Analysis of structural gene sequences of common coronaviruses (C-CoVs) evolutionarily related to severe acute respiratory syndrome coronavirus-2 (SARS-CoV-2).
| Genes | C-CoVs infecting humans | C-CoVs other organisms |
|---|---|---|
| E gene | KJ481931, MG011357 | NC014470, DQ415914, NC026011, NC006213, JN874559, U00735 |
| M gene | KJ481931, KP209309, KY581691, KY581689, KY581686, KP209307, KP209313, KP209306 | NC014470, EF065513, NC030886 |
| N gene | KJ156911, KJ156905 | NC014470 |
| S gene | KJ481931, MG011344 | NC014470 |
FIGURE 5Evolutionary characteristics and absolute diversities of structural genes of severe acute respiratory syndrome coronavirus-2 (SARS-CoV-2) isolates and common coronaviruses (C-CoVs). (A,B,D,E): The E and M gene sequences of SARS-CoV-2 isolates and common CoVs could be grouped into three clades (CI, CII and CIII). A, B: The E gene sequences of SARS-CoV-2 isolates and C-CoV NC014470 were evolutionary intermediates between C-CoVs that infect humans and other organisms. (C): The absolute diversities of E gene sequences of SARS-CoV-2 isolates were more similar to those of C-CoVs that infect other organisms. (D,E): The M gene sequences of SARS-CoV-2 isolates, NC014470 (infecting other organisms) and KJ481931 (infecting humans) were closely related and grouped together in the same branch of a phylogenetic tree.
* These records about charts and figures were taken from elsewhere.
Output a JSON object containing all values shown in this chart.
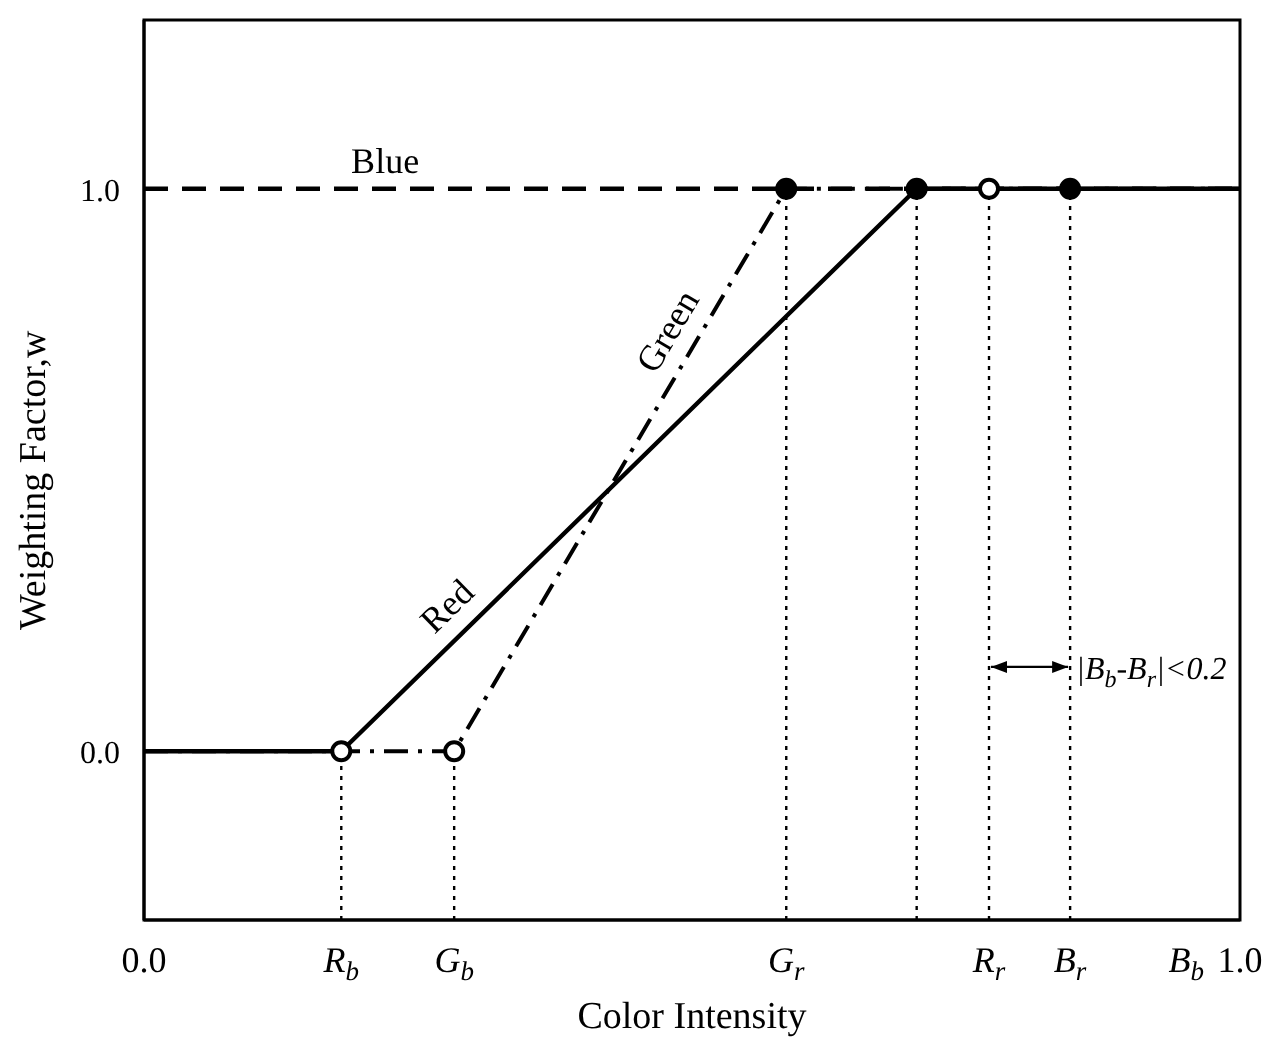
{
  "chart_data": {
    "type": "line",
    "xlabel": "Color Intensity",
    "ylabel": "Weighting Factor,w",
    "xlim": [
      0,
      1
    ],
    "ylim": [
      -0.3,
      1.3
    ],
    "xticks": [
      {
        "value": 0,
        "label": "0.0"
      },
      {
        "value": 0.18,
        "label": "R$_{b}$"
      },
      {
        "value": 0.283,
        "label": "G$_{b}$"
      },
      {
        "value": 0.586,
        "label": "G$_{r}$"
      },
      {
        "value": 0.771,
        "label": "R$_{r}$"
      },
      {
        "value": 0.845,
        "label": "B$_{r}$"
      },
      {
        "value": 0.951,
        "label": "B$_{b}$"
      },
      {
        "value": 1,
        "label": "1.0"
      }
    ],
    "yticks": [
      {
        "value": 0,
        "label": "0.0"
      },
      {
        "value": 1,
        "label": "1.0"
      }
    ],
    "grid": false,
    "legend": false,
    "series": [
      {
        "name": "Red",
        "color": "#000000",
        "line_style": "solid",
        "x": [
          0,
          0.18,
          0.705,
          1
        ],
        "values": [
          0,
          0,
          1,
          1
        ]
      },
      {
        "name": "Green",
        "color": "#000000",
        "line_style": "dashdot",
        "x": [
          0,
          0.283,
          0.586,
          1
        ],
        "values": [
          0,
          0,
          1,
          1
        ]
      },
      {
        "name": "Blue",
        "color": "#000000",
        "line_style": "dashed",
        "x": [
          0,
          1
        ],
        "values": [
          1,
          1
        ]
      },
      {
        "type": "line",
        "color": "#000000",
        "line_style": "dotted",
        "x": [
          0.18,
          0.18
        ],
        "values": [
          -0.3,
          0
        ]
      },
      {
        "type": "line",
        "color": "#000000",
        "line_style": "dotted",
        "x": [
          0.283,
          0.283
        ],
        "values": [
          -0.3,
          0
        ]
      },
      {
        "type": "line",
        "color": "#000000",
        "line_style": "dotted",
        "x": [
          0.586,
          0.586
        ],
        "values": [
          -0.3,
          1
        ]
      },
      {
        "type": "line",
        "color": "#000000",
        "line_style": "dotted",
        "x": [
          0.705,
          0.705
        ],
        "values": [
          -0.3,
          1
        ]
      },
      {
        "type": "line",
        "color": "#000000",
        "line_style": "dotted",
        "x": [
          0.771,
          0.771
        ],
        "values": [
          -0.3,
          1
        ]
      },
      {
        "type": "line",
        "color": "#000000",
        "line_style": "dotted",
        "x": [
          0.845,
          0.845
        ],
        "values": [
          -0.3,
          1
        ]
      },
      {
        "type": "scatter",
        "marker": "circle",
        "color": "#ffffff",
        "x": [
          0.18,
          0.283,
          0.771
        ],
        "values": [
          0,
          0,
          1
        ]
      },
      {
        "type": "scatter",
        "marker": "circle",
        "color": "#000000",
        "x": [
          0.586,
          0.705,
          0.845
        ],
        "values": [
          1,
          1,
          1
        ]
      }
    ],
    "annotations": [
      {
        "text": "|B$_{b}$-B$_{r}$|<0.2",
        "x": 0.845,
        "y": 0.15
      }
    ]
  }
}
The M gene sequences of SARS-CoV-2 isolates were evolutionary intermediates between those of NC014470 (infecting other organisms) and KJ481931 (infecting humans). (F): The absolute diversities of M gene sequences of SARS-CoV-2 isolates were more similar to those of C-CoVs infecting other organisms. (F) (Green box): The absolute diversity of M gene sequences of KJ481931 (infecting humans) was more similar to those of M gene sequences from SARS-CoV-2 isolates and C-CoVs that infect other organisms. (G,H,J,K): The N and S gene sequences of SARS-CoV-2 strains grouped closely together on the same branch of an evolutionary tree. (G,H,J,K): The N and S gene sequences of NC014470 were located between those of SARS-CoV-2 isolates and C-CoVs that infect humans. (I,L): The absolute diversities of N and S gene sequences of SARS-CoV-2 isolates were unlike those of C-CoVs.